Once I started receiving their kindness, I wanted to show everyone who I was, too. I wanted them to know that I could be kind, if not slow. One morning, I completely failed at peeling an orange and squirted juice into my face, lost control of the fruit, and chased it under the table. I emerged to my tablemates smiling warmly at me. They were probably making fun of me, but I didn’t care. I was able to be slow. I held the doors for those many seconds away. I waited to get food last – the healthy stuff always ran out, and I preferred the complimentary peanut butter anyway. I left notes for my teachers thanking them for their wisdom. I noticed joy.
My initial misgivings were based on lopsided information – I knew exactly what was going on in my own brain, but nothing of what was going on in anyone else’s. The start of the retreat felt like the opening few minutes of The Handmaid’s Tale when Elisabeth Moss assumes Alexis Bledel is a “pious little shit,” only to later learn Bledel is an active part of the resistance. I could only assume everyone else was achieving profound enlightenment while I counted the number of tassels on my meditation cushion.
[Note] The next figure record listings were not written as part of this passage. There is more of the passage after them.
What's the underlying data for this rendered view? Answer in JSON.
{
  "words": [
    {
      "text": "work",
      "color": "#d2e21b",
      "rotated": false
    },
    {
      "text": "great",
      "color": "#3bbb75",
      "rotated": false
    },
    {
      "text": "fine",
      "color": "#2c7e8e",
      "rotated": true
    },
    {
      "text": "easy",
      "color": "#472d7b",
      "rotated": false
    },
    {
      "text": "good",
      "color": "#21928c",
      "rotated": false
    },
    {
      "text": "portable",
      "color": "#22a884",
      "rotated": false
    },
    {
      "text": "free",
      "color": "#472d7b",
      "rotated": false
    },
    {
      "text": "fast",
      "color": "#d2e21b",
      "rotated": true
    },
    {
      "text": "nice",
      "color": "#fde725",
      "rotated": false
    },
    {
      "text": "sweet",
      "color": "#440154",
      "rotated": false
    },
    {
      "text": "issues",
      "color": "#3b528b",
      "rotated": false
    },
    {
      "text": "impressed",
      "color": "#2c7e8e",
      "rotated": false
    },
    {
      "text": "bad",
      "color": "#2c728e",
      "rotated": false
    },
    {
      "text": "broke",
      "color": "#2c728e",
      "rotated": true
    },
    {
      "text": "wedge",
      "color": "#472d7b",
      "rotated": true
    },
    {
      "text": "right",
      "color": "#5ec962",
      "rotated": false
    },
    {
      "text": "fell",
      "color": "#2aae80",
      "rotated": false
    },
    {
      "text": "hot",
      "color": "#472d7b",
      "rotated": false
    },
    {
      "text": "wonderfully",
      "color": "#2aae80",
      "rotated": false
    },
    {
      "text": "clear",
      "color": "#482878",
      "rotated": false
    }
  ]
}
But I had no way of knowing, so I had leapt to cruel assumptions instead.
Then, I realized the obvious – my attitude towards others at the retreat depended solely on how I personally was feeling. When I felt myself failing, I resented the others who seemed at peace. When I began to sense personal growth, I felt gratitude for those embarking on this voyage with me. I had no choice but to take this realization to its logical conclusion – my judgments about people in general often depend only on my own mood.
Silent or not, I’m characterizing people based on incomplete information, and I have no objective, unified standards with which I judge the actions of others. I had not found isolation on this retreat, and I did not find “enlightenment.” What I did find was a group of 100 kind people who spoke silently to me, and also, a lot of hair in the communal showers.